An AI-powered document assistant that lets users upload files, converts them into embeddings, stores them in Pinecone, and answers questions using Retrieval-Augmented Generation (RAG) powered by OpenAI CHAT GPT.
🚀 Built with React (frontend), Express (backend), OpenAI API, and Pinecone Vector DB using namespaces.
The RAG Document Assistant is a full-stack project that demonstrates how to combine Large Language Models (LLMs) with external knowledge bases using Retrieval-Augmented Generation (RAG).
The goal of this project is to let users chat with their own documents:
- Upload files (PDF, DOCX, TXT)
- Convert them into embeddings using OpenAI
- Store them in Pinecone for efficient semantic search
- Ask questions and get context-aware answers with source references
- Add different documents and it will identify the context, will save the context for future usage aswell.

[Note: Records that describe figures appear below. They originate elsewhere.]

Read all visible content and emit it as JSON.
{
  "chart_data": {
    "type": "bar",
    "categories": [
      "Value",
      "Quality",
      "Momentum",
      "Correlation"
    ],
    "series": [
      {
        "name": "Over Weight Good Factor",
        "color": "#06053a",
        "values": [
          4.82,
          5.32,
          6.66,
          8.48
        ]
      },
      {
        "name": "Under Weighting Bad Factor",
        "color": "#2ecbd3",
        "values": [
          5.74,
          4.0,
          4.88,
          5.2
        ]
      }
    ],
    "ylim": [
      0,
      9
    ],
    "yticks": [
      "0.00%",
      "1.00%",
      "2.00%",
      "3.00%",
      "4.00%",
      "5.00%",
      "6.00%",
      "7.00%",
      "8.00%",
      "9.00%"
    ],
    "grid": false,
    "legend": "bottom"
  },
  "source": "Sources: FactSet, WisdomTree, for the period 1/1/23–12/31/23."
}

- 📂 Upload PDF, DOCX, or TXT documents
- 🔍 Automatic text extraction + smart chunking
- 🧠 Embedding generation with OpenAI API
- 📦 Vector storage in Pinecone
- 💬 Ask questions and get contextual answers
- 📑 Source references for transparency
- 🎨 Clean Material-UI interface
- Frontend: React, Material-UI, Axios
- Backend: Express, Node.js, Multer
- AI: OpenAI GPT, OpenAI Embeddings
- Vector DB: Pinecone
- Utilities: pdfjs-dist, mammoth (for text extraction)
- Deployment: Docker / Vercel / Render (future)
- git clone https://github.com/<your-username>/RAG-document-assistant.git
- cd RAG-document-assistant
- npm install
- npm run dev
- cd server
- npm install
- npm run devserver running on localhost:5000
- Upload a document (PDF/DOCX/TXT).
- Wait for embeddings to be processed and stored in Pinecone.
- Ask questions in the chat interface.
- Get contextual answers with source references.